Down With Daylight Saving Time?

On March 10, Americans will set their clocks forward an hour in the biannual ritual known as Daylight Saving Time (DST). But the hour of reckoning could be close at hand for DST, if some online petitioners get their way, that is.

A petition seeking to eliminate DST (or make it the year-round standard) has surfaced on the White House's "We the People" crowdsourcing platform. The document, which needs 100,000 signatures to prompt a response from the West Wing, urges President Obama to eliminate the "archaic practice" of adjusting clocks twice a year.

Daylight Saving Time was standardized in the U.S. by the 1966 Uniform Time Act, according to National Geographic. That act has since been amended several times, most recently by the Energy Policy Act of 2005, which extended DST by one month.

The "We the People" petition claims that, while some industries still support DST, studies have shown the change is a health risk, leads to a loss in productivity and is "really annoying."

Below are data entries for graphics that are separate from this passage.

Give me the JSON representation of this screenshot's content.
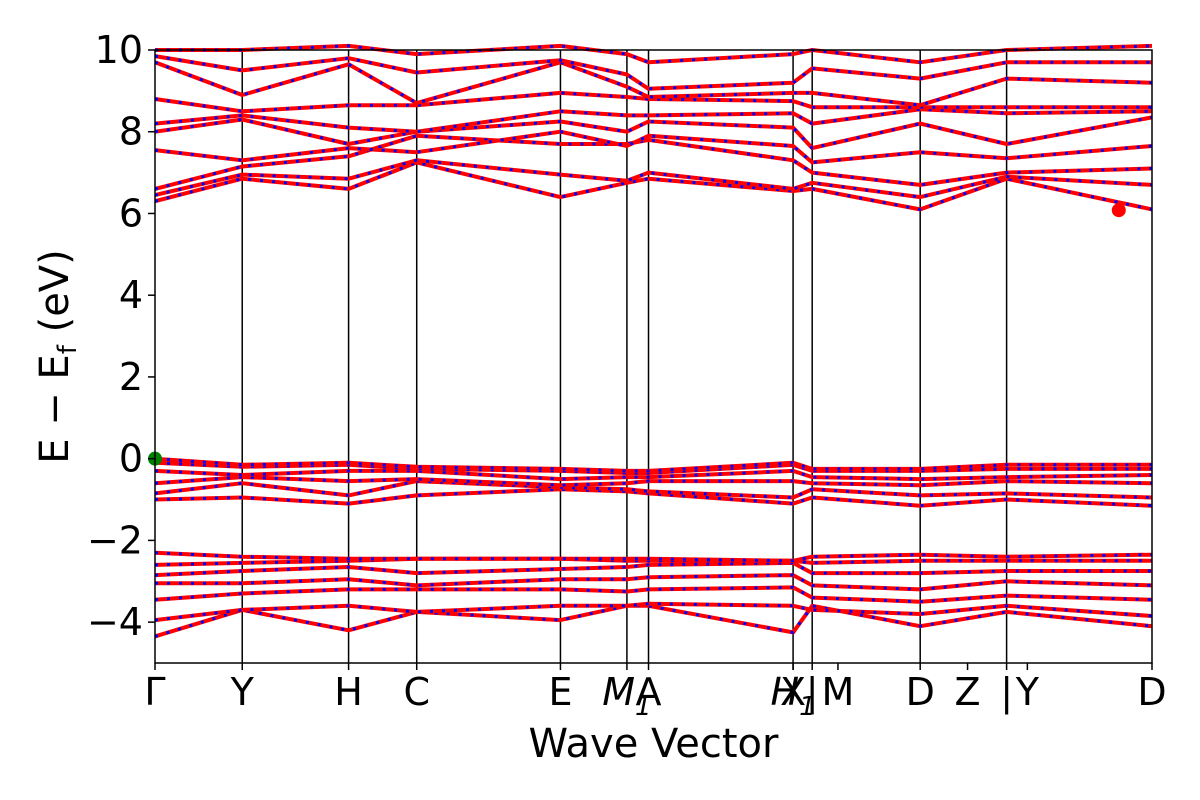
{
  "chart_data": {
    "type": "line",
    "title": "",
    "xlabel": "Wave Vector",
    "ylabel": "E − E",
    "ylabel_sub": "f",
    "ylabel_unit": " (eV)",
    "ylim": [
      -5,
      10
    ],
    "yticks": [
      -4,
      -2,
      0,
      2,
      4,
      6,
      8,
      10
    ],
    "ytick_labels": [
      "−4",
      "−2",
      "0",
      "2",
      "4",
      "6",
      "8",
      "10"
    ],
    "xlim": [
      0,
      12.0
    ],
    "kpoints": [
      {
        "label": "Γ",
        "x": 0.0
      },
      {
        "label": "Y",
        "x": 1.05
      },
      {
        "label": "H",
        "x": 2.33
      },
      {
        "label": "C",
        "x": 3.15
      },
      {
        "label": "E",
        "x": 4.88
      },
      {
        "label": "M",
        "sub": "1",
        "x": 5.68,
        "italic": true
      },
      {
        "label": "A",
        "x": 5.94
      },
      {
        "label": "H",
        "sub": "1",
        "x": 7.68,
        "italic": true
      },
      {
        "label": "X",
        "x": 7.68
      },
      {
        "label": "|",
        "x": 7.91
      },
      {
        "label": "M",
        "x": 8.22
      },
      {
        "label": "D",
        "x": 9.21
      },
      {
        "label": "Z",
        "x": 9.78
      },
      {
        "label": "|",
        "x": 10.25
      },
      {
        "label": "Y",
        "x": 10.5
      },
      {
        "label": "D",
        "x": 12.0
      }
    ],
    "vlines": [
      1.05,
      2.33,
      3.15,
      4.88,
      5.68,
      5.94,
      7.68,
      7.91,
      9.21,
      10.25
    ],
    "grid": false,
    "legend": "none",
    "colors": {
      "spin_up": "#ff0000",
      "spin_down": "#0000ff",
      "cbm": "#ff0000",
      "vbm": "#008000"
    },
    "series": [
      {
        "x": [
          0,
          1.05,
          2.33,
          3.15,
          4.88,
          5.68,
          5.94,
          7.68,
          7.91,
          9.21,
          10.25,
          12.0
        ],
        "values": [
          -4.35,
          -3.7,
          -4.2,
          -3.75,
          -3.95,
          -3.6,
          -3.6,
          -4.25,
          -3.6,
          -4.1,
          -3.75,
          -4.1
        ]
      },
      {
        "x": [
          0,
          1.05,
          2.33,
          3.15,
          4.88,
          5.68,
          5.94,
          7.68,
          7.91,
          9.21,
          10.25,
          12.0
        ],
        "values": [
          -3.95,
          -3.7,
          -3.6,
          -3.75,
          -3.6,
          -3.6,
          -3.55,
          -3.6,
          -3.7,
          -3.8,
          -3.6,
          -3.85
        ]
      },
      {
        "x": [
          0,
          1.05,
          2.33,
          3.15,
          4.88,
          5.68,
          5.94,
          7.68,
          7.91,
          9.21,
          10.25,
          12.0
        ],
        "values": [
          -3.45,
          -3.3,
          -3.2,
          -3.2,
          -3.2,
          -3.25,
          -3.2,
          -3.15,
          -3.4,
          -3.5,
          -3.35,
          -3.45
        ]
      },
      {
        "x": [
          0,
          1.05,
          2.33,
          3.15,
          4.88,
          5.68,
          5.94,
          7.68,
          7.91,
          9.21,
          10.25,
          12.0
        ],
        "values": [
          -3.05,
          -3.05,
          -2.95,
          -3.1,
          -2.95,
          -2.95,
          -2.9,
          -2.85,
          -3.1,
          -3.2,
          -3.0,
          -3.1
        ]
      },
      {
        "x": [
          0,
          1.05,
          2.33,
          3.15,
          4.88,
          5.68,
          5.94,
          7.68,
          7.91,
          9.21,
          10.25,
          12.0
        ],
        "values": [
          -2.85,
          -2.75,
          -2.65,
          -2.8,
          -2.7,
          -2.65,
          -2.6,
          -2.55,
          -2.8,
          -2.8,
          -2.75,
          -2.75
        ]
      },
      {
        "x": [
          0,
          1.05,
          2.33,
          3.15,
          4.88,
          5.68,
          5.94,
          7.68,
          7.91,
          9.21,
          10.25,
          12.0
        ],
        "values": [
          -2.6,
          -2.55,
          -2.5,
          -2.45,
          -2.45,
          -2.5,
          -2.5,
          -2.5,
          -2.55,
          -2.5,
          -2.5,
          -2.5
        ]
      },
      {
        "x": [
          0,
          1.05,
          2.33,
          3.15,
          4.88,
          5.68,
          5.94,
          7.68,
          7.91,
          9.21,
          10.25,
          12.0
        ],
        "values": [
          -2.3,
          -2.4,
          -2.45,
          -2.45,
          -2.45,
          -2.45,
          -2.45,
          -2.5,
          -2.4,
          -2.35,
          -2.4,
          -2.35
        ]
      },
      {
        "x": [
          0,
          1.05,
          2.33,
          3.15,
          4.88,
          5.68,
          5.94,
          7.68,
          7.91,
          9.21,
          10.25,
          12.0
        ],
        "values": [
          -1.0,
          -0.95,
          -1.1,
          -0.9,
          -0.75,
          -0.8,
          -0.85,
          -1.1,
          -0.95,
          -1.15,
          -1.0,
          -1.15
        ]
      },
      {
        "x": [
          0,
          1.05,
          2.33,
          3.15,
          4.88,
          5.68,
          5.94,
          7.68,
          7.91,
          9.21,
          10.25,
          12.0
        ],
        "values": [
          -0.85,
          -0.6,
          -0.9,
          -0.55,
          -0.7,
          -0.75,
          -0.8,
          -0.95,
          -0.75,
          -0.9,
          -0.85,
          -0.95
        ]
      },
      {
        "x": [
          0,
          1.05,
          2.33,
          3.15,
          4.88,
          5.68,
          5.94,
          7.68,
          7.91,
          9.21,
          10.25,
          12.0
        ],
        "values": [
          -0.6,
          -0.45,
          -0.55,
          -0.5,
          -0.65,
          -0.6,
          -0.55,
          -0.55,
          -0.6,
          -0.65,
          -0.55,
          -0.6
        ]
      },
      {
        "x": [
          0,
          1.05,
          2.33,
          3.15,
          4.88,
          5.68,
          5.94,
          7.68,
          7.91,
          9.21,
          10.25,
          12.0
        ],
        "values": [
          -0.3,
          -0.4,
          -0.3,
          -0.3,
          -0.5,
          -0.45,
          -0.45,
          -0.3,
          -0.45,
          -0.5,
          -0.45,
          -0.4
        ]
      },
      {
        "x": [
          0,
          1.05,
          2.33,
          3.15,
          4.88,
          5.68,
          5.94,
          7.68,
          7.91,
          9.21,
          10.25,
          12.0
        ],
        "values": [
          -0.1,
          -0.2,
          -0.15,
          -0.25,
          -0.3,
          -0.35,
          -0.35,
          -0.15,
          -0.3,
          -0.3,
          -0.25,
          -0.25
        ]
      },
      {
        "x": [
          0,
          1.05,
          2.33,
          3.15,
          4.88,
          5.68,
          5.94,
          7.68,
          7.91,
          9.21,
          10.25,
          12.0
        ],
        "values": [
          0.0,
          -0.15,
          -0.1,
          -0.2,
          -0.25,
          -0.3,
          -0.3,
          -0.1,
          -0.25,
          -0.25,
          -0.15,
          -0.15
        ]
      },
      {
        "x": [
          0,
          1.05,
          2.33,
          3.15,
          4.88,
          5.68,
          5.94,
          7.68,
          7.91,
          9.21,
          10.25,
          12.0
        ],
        "values": [
          6.3,
          6.85,
          6.6,
          7.25,
          6.4,
          6.75,
          6.85,
          6.55,
          6.6,
          6.1,
          6.85,
          6.1
        ]
      },
      {
        "x": [
          0,
          1.05,
          2.33,
          3.15,
          4.88,
          5.68,
          5.94,
          7.68,
          7.91,
          9.21,
          10.25,
          12.0
        ],
        "values": [
          6.45,
          6.95,
          6.85,
          7.3,
          6.95,
          6.8,
          7.0,
          6.6,
          6.75,
          6.4,
          6.9,
          6.7
        ]
      },
      {
        "x": [
          0,
          1.05,
          2.33,
          3.15,
          4.88,
          5.68,
          5.94,
          7.68,
          7.91,
          9.21,
          10.25,
          12.0
        ],
        "values": [
          6.6,
          7.15,
          7.4,
          7.9,
          7.7,
          7.7,
          7.8,
          7.3,
          7.0,
          6.7,
          7.0,
          7.1
        ]
      },
      {
        "x": [
          0,
          1.05,
          2.33,
          3.15,
          4.88,
          5.68,
          5.94,
          7.68,
          7.91,
          9.21,
          10.25,
          12.0
        ],
        "values": [
          7.55,
          7.3,
          7.6,
          7.5,
          8.0,
          7.65,
          7.9,
          7.65,
          7.25,
          7.5,
          7.35,
          7.65
        ]
      },
      {
        "x": [
          0,
          1.05,
          2.33,
          3.15,
          4.88,
          5.68,
          5.94,
          7.68,
          7.91,
          9.21,
          10.25,
          12.0
        ],
        "values": [
          8.0,
          8.3,
          7.7,
          8.0,
          8.25,
          8.0,
          8.25,
          8.1,
          7.6,
          8.2,
          7.7,
          8.35
        ]
      },
      {
        "x": [
          0,
          1.05,
          2.33,
          3.15,
          4.88,
          5.68,
          5.94,
          7.68,
          7.91,
          9.21,
          10.25,
          12.0
        ],
        "values": [
          8.2,
          8.4,
          8.1,
          8.0,
          8.5,
          8.4,
          8.4,
          8.45,
          8.2,
          8.55,
          8.45,
          8.5
        ]
      },
      {
        "x": [
          0,
          1.05,
          2.33,
          3.15,
          4.88,
          5.68,
          5.94,
          7.68,
          7.91,
          9.21,
          10.25,
          12.0
        ],
        "values": [
          8.8,
          8.5,
          8.65,
          8.65,
          8.95,
          8.85,
          8.8,
          8.75,
          8.6,
          8.6,
          8.6,
          8.6
        ]
      },
      {
        "x": [
          0,
          1.05,
          2.33,
          3.15,
          4.88,
          5.68,
          5.94,
          7.68,
          7.91,
          9.21,
          10.25,
          12.0
        ],
        "values": [
          9.7,
          8.9,
          9.65,
          8.7,
          9.7,
          9.1,
          8.85,
          8.95,
          8.95,
          8.65,
          9.3,
          9.2
        ]
      },
      {
        "x": [
          0,
          1.05,
          2.33,
          3.15,
          4.88,
          5.68,
          5.94,
          7.68,
          7.91,
          9.21,
          10.25,
          12.0
        ],
        "values": [
          9.85,
          9.5,
          9.8,
          9.45,
          9.75,
          9.4,
          9.05,
          9.2,
          9.55,
          9.3,
          9.7,
          9.7
        ]
      },
      {
        "x": [
          0,
          1.05,
          2.33,
          3.15,
          4.88,
          5.68,
          5.94,
          7.68,
          7.91,
          9.21,
          10.25,
          12.0
        ],
        "values": [
          10.0,
          10.0,
          10.1,
          9.9,
          10.1,
          9.9,
          9.7,
          9.9,
          10.0,
          9.7,
          10.0,
          10.1
        ]
      }
    ],
    "markers": [
      {
        "name": "vbm",
        "x": 0.0,
        "y": 0.0
      },
      {
        "name": "cbm",
        "x": 11.6,
        "y": 6.08
      }
    ]
  }
}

The petition is still many signatures from its goal, however, and may very well join the list of failed petitions, a list that includes a recent request to change the U.S. national anthem to R. Kelly's "Ignition (Remix)."

Though participating areas of the country must switch their clocks on the same day, no federal law forces states to observe the time change, according to National Geographic. Arizona, for example, has not observed DST for decades.